After the .crt and .key files are ready, we create the kafka namespace and import them as secrets stored inside the Kubernets cluster. Optionally, we can create the PKCS #12 format for the certificate if necessary.

kubectl create namespace kafka
alias kk='kubectl -n kafka' # make an alias for future queries
# We can add cluster certificate in PKCS #12 if the application support this format only
openssl pkcs12 -export -in cluster-ca.crt --nokeys -out cluster-ca.p12 -password pass:p12Password -caname cluster-ca.crt
# Create secrets for our Cluster CA cert and key
kk create secret generic tiny-cluster-ca-cert \
    --from-file=ca.crt=cluster-ca.crt \
    --from-file=ca.p12=cluster-ca.p12 \
    --from-literal=ca.password=p12Password
kk create secret generic tiny-cluster-ca --from-file=ca.key=cluster-ca.key

We need to label and annotate the secrets so that Strimzi can use them to implement our keys and certificates in the Kafka cluster:

# Label and annotate the secrets then the strimzi can setup based on them
kk label secret tiny-cluster-ca-cert strimzi.io/kind=Kafka strimzi.io/cluster=tiny
kk label secret tiny-cluster-ca strimzi.io/kind=Kafka strimzi.io/cluster=tiny
kk annotate secret tiny-cluster-ca-cert strimzi.io/ca-cert-generation=0
kk annotate secret tiny-cluster-ca strimzi.io/ca-key-generation=0

Now, we create Strimzi’s CRDs using Helm, utilizing a custom values file (kafka/strimzi-values.yaml) to address issues related to the KUBERNETES_SERVICE_DNS_DOMAIN environment variable.
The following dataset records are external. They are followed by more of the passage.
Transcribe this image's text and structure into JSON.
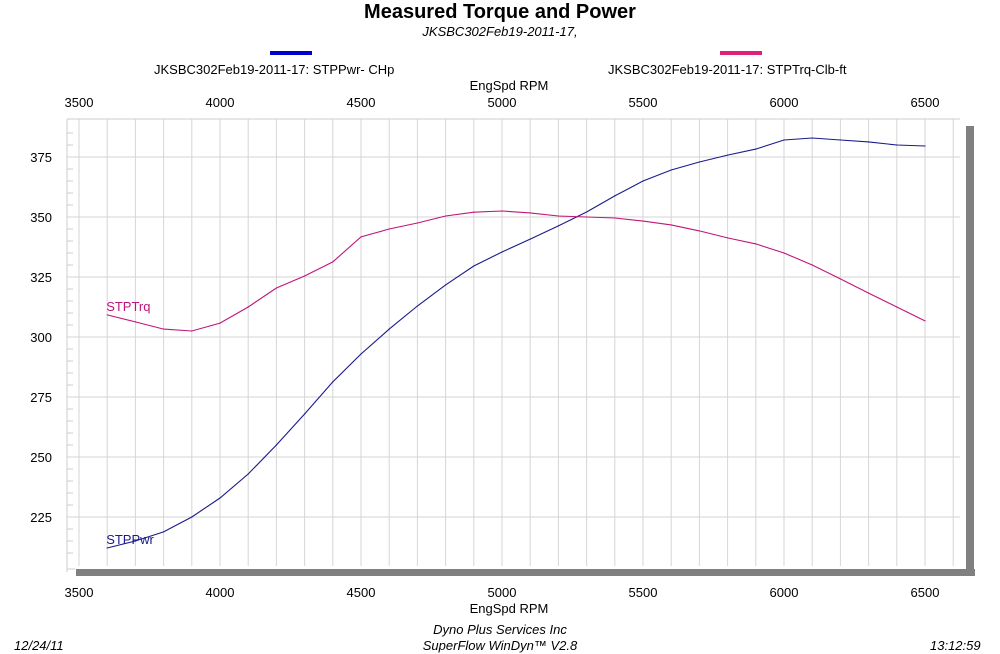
{
  "header": {
    "title": "Measured Torque and Power",
    "subtitle": "JKSBC302Feb19-2011-17,"
  },
  "footer": {
    "date": "12/24/11",
    "company": "Dyno Plus Services Inc",
    "software": "SuperFlow WinDyn™ V2.8",
    "time": "13:12:59"
  },
  "chart_data": {
    "type": "line",
    "title": "Measured Torque and Power",
    "subtitle": "JKSBC302Feb19-2011-17,",
    "xlabel": "EngSpd  RPM",
    "ylabel": "",
    "xlim": [
      3500,
      6650
    ],
    "ylim": [
      207,
      382
    ],
    "xticks": [
      3500,
      4000,
      4500,
      5000,
      5500,
      6000,
      6500
    ],
    "yticks": [
      225,
      250,
      275,
      300,
      325,
      350,
      375
    ],
    "grid": true,
    "legend_placement": "top",
    "x": [
      3600,
      3700,
      3800,
      3900,
      4000,
      4100,
      4200,
      4300,
      4400,
      4500,
      4600,
      4700,
      4800,
      4900,
      5000,
      5100,
      5200,
      5300,
      5400,
      5500,
      5600,
      5700,
      5800,
      5900,
      6000,
      6100,
      6200,
      6300,
      6400,
      6500
    ],
    "series": [
      {
        "name": "JKSBC302Feb19-2011-17: STPPwr- CHp",
        "label": "STPPwr",
        "color": "#0000cc",
        "line_color": "#1a1a8c",
        "values": [
          212.1,
          215.0,
          218.8,
          225.0,
          232.9,
          242.9,
          255.0,
          267.9,
          281.3,
          292.9,
          303.3,
          312.9,
          321.7,
          329.6,
          335.4,
          340.8,
          346.3,
          352.1,
          358.8,
          365.0,
          369.6,
          372.9,
          375.8,
          378.3,
          382.1,
          382.9,
          382.1,
          381.3,
          380.0,
          379.6
        ]
      },
      {
        "name": "JKSBC302Feb19-2011-17: STPTrq-Clb-ft",
        "label": "STPTrq",
        "color": "#e0207a",
        "line_color": "#c0157a",
        "values": [
          309.2,
          306.3,
          303.3,
          302.5,
          305.8,
          312.5,
          320.4,
          325.4,
          331.3,
          341.7,
          345.0,
          347.5,
          350.4,
          352.0,
          352.5,
          351.7,
          350.4,
          350.0,
          349.6,
          348.3,
          346.7,
          344.2,
          341.3,
          338.8,
          335.0,
          330.0,
          324.2,
          318.3,
          312.5,
          306.7
        ]
      }
    ]
  }
}
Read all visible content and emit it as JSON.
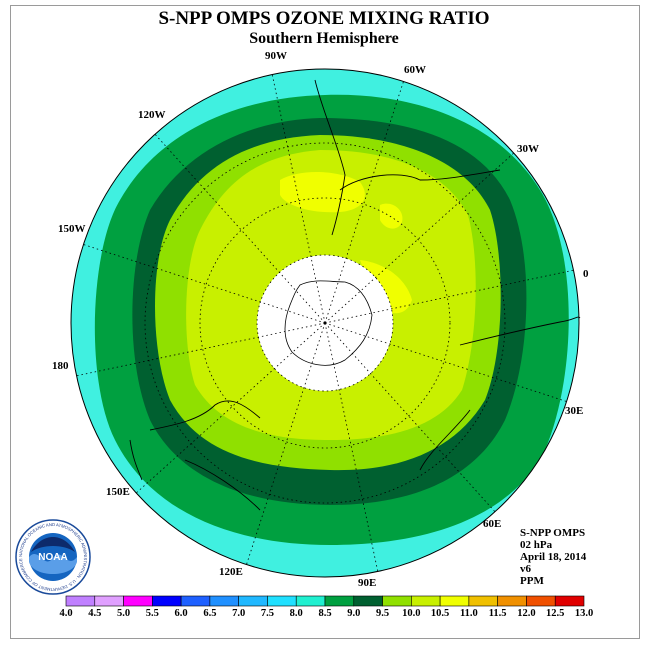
{
  "title": "S-NPP OMPS OZONE MIXING RATIO",
  "subtitle": "Southern Hemisphere",
  "longitude_labels": [
    "90W",
    "60W",
    "120W",
    "30W",
    "150W",
    "0",
    "180",
    "30E",
    "150E",
    "60E",
    "120E",
    "90E"
  ],
  "info": {
    "instrument": "S-NPP OMPS",
    "pressure": "02 hPa",
    "date": "April 18, 2014",
    "version": "v6",
    "units": "PPM"
  },
  "logo": {
    "text": "NOAA",
    "ring_text": "NATIONAL OCEANIC AND ATMOSPHERIC ADMINISTRATION · U.S. DEPARTMENT OF COMMERCE"
  },
  "colorbar": {
    "labels": [
      "4.0",
      "4.5",
      "5.0",
      "5.5",
      "6.0",
      "6.5",
      "7.0",
      "7.5",
      "8.0",
      "8.5",
      "9.0",
      "9.5",
      "10.0",
      "10.5",
      "11.0",
      "11.5",
      "12.0",
      "12.5",
      "13.0"
    ],
    "colors": [
      "#c080ff",
      "#e0a0ff",
      "#ff00ff",
      "#0000ff",
      "#1e60ff",
      "#2090ff",
      "#20b8ff",
      "#20e0ff",
      "#20f0d0",
      "#00a040",
      "#006030",
      "#90e000",
      "#c8f000",
      "#f0ff00",
      "#f0c000",
      "#f09000",
      "#f05000",
      "#e00000",
      "#a0522d"
    ]
  },
  "legend_colors": {
    "cyan": "#40f0e0",
    "green_mid": "#00a040",
    "green_dark": "#006030",
    "yellowgreen": "#c8f000",
    "lime": "#90e000",
    "yellow": "#f0ff00"
  }
}
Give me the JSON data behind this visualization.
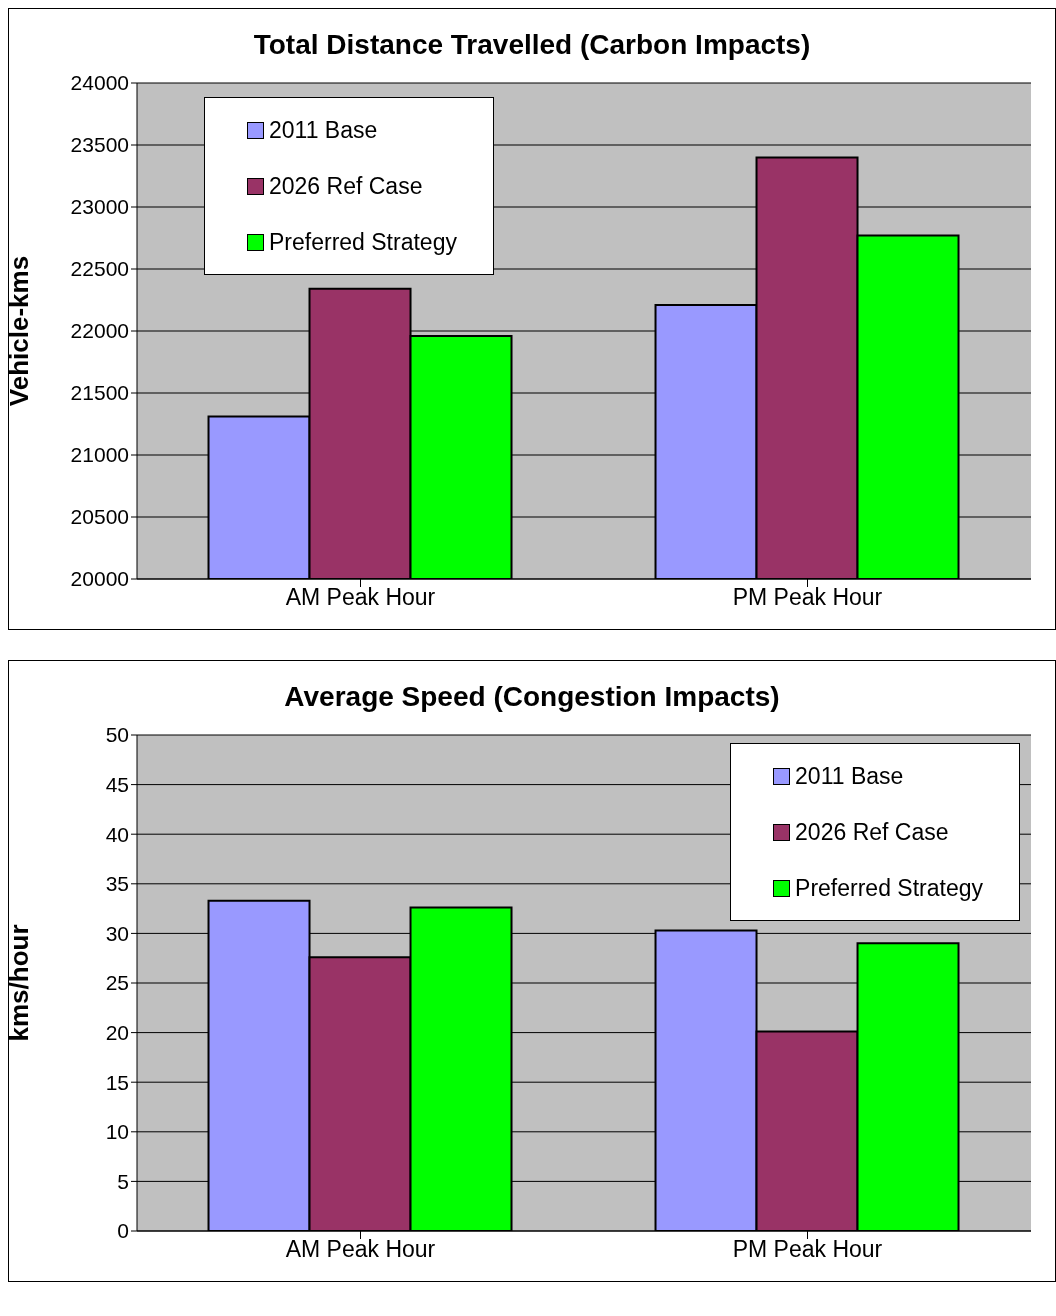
{
  "chart_data": [
    {
      "type": "bar",
      "title": "Total Distance Travelled (Carbon Impacts)",
      "ylabel": "Vehicle-kms",
      "categories": [
        "AM Peak Hour",
        "PM Peak Hour"
      ],
      "series": [
        {
          "name": "2011 Base",
          "color": "#9999ff",
          "values": [
            21310,
            22210
          ]
        },
        {
          "name": "2026 Ref Case",
          "color": "#993366",
          "values": [
            22340,
            23400
          ]
        },
        {
          "name": "Preferred Strategy",
          "color": "#00ff00",
          "values": [
            21960,
            22770
          ]
        }
      ],
      "ylim": [
        20000,
        24000
      ],
      "yticks": [
        20000,
        20500,
        21000,
        21500,
        22000,
        22500,
        23000,
        23500,
        24000
      ],
      "grid": "y",
      "legend": "top left"
    },
    {
      "type": "bar",
      "title": "Average Speed (Congestion Impacts)",
      "ylabel": "kms/hour",
      "categories": [
        "AM Peak Hour",
        "PM Peak Hour"
      ],
      "series": [
        {
          "name": "2011 Base",
          "color": "#9999ff",
          "values": [
            33.3,
            30.3
          ]
        },
        {
          "name": "2026 Ref Case",
          "color": "#993366",
          "values": [
            27.6,
            20.1
          ]
        },
        {
          "name": "Preferred Strategy",
          "color": "#00ff00",
          "values": [
            32.6,
            29.0
          ]
        }
      ],
      "ylim": [
        0,
        50
      ],
      "yticks": [
        0,
        5,
        10,
        15,
        20,
        25,
        30,
        35,
        40,
        45,
        50
      ],
      "grid": "y",
      "legend": "top right"
    }
  ]
}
helm repo add strimzi https://strimzi.io/charts/
helm repo update
helm install strimzi-kafka strimzi/strimzi-kafka-operator --namespace kafka -f kafka/strimzi-values.yaml

Then, we can apply our Kafka cluster creation manifest:

kk apply -f kafka/kafka-cluster.yaml

Finally, we need to verify if the Cluster CA has been setup correctly:

# Export Kafka and Zookeeper certificates
kk get secret/tiny-kafka-brokers -o jsonpath='{.data.tiny-kafka-1\.crt}' | base64 -d > kafka.crt
kk get secret/tiny-zookeeper-nodes -o jsonpath='{.data.tiny-zookeeper-1\.crt}' | base64 -d > zookeeper.crt
# Veirfy the certificates
openssl verify -CAfile cluster-ca.crt kafka.crt
openssl verify -CAfile cluster-ca.crt zookeeper.crt

The command openssl verify -CAfile cluster-ca.crt zookeeper.crt is used to verify the certificate chain of the zookeeper.crt certificate against the provided Certificate Authority (CA) certificate (cluster-ca.crt) by following steps:

Reads the CA Certificate: The command reads the cluster-ca.crt file, which contains the public key and details of the Cluster CA.
Reads the Target Certificate: The command reads the zookeeper.crt file, which contains the public key and details of the Zookeeper certificate.
Checks the Signature:: The command checks if the Zookeeper certificate (zookeeper.crt) is signed by the Cluster CA (cluster-ca.crt). It does this by verifying the signature on the Zookeeper certificate using the public key in the Cluster CA certificate.
Verifies the Certificate Chain: The command ensures that the entire chain of trust from the Zookeeper certificate to the Cluster CA is valid.

You should see the below output:

kafka.crt: OK
zookeeper.crt: OK

zookeeper.crt: OK: This output indicates that the verification was successful. It means:

The Zookeeper certificate (zookeeper.crt) is indeed signed by the Cluster CA (cluster-ca.crt).
The certificate chain is valid and unbroken.
The Zookeeper certificate is trusted by the Cluster CA.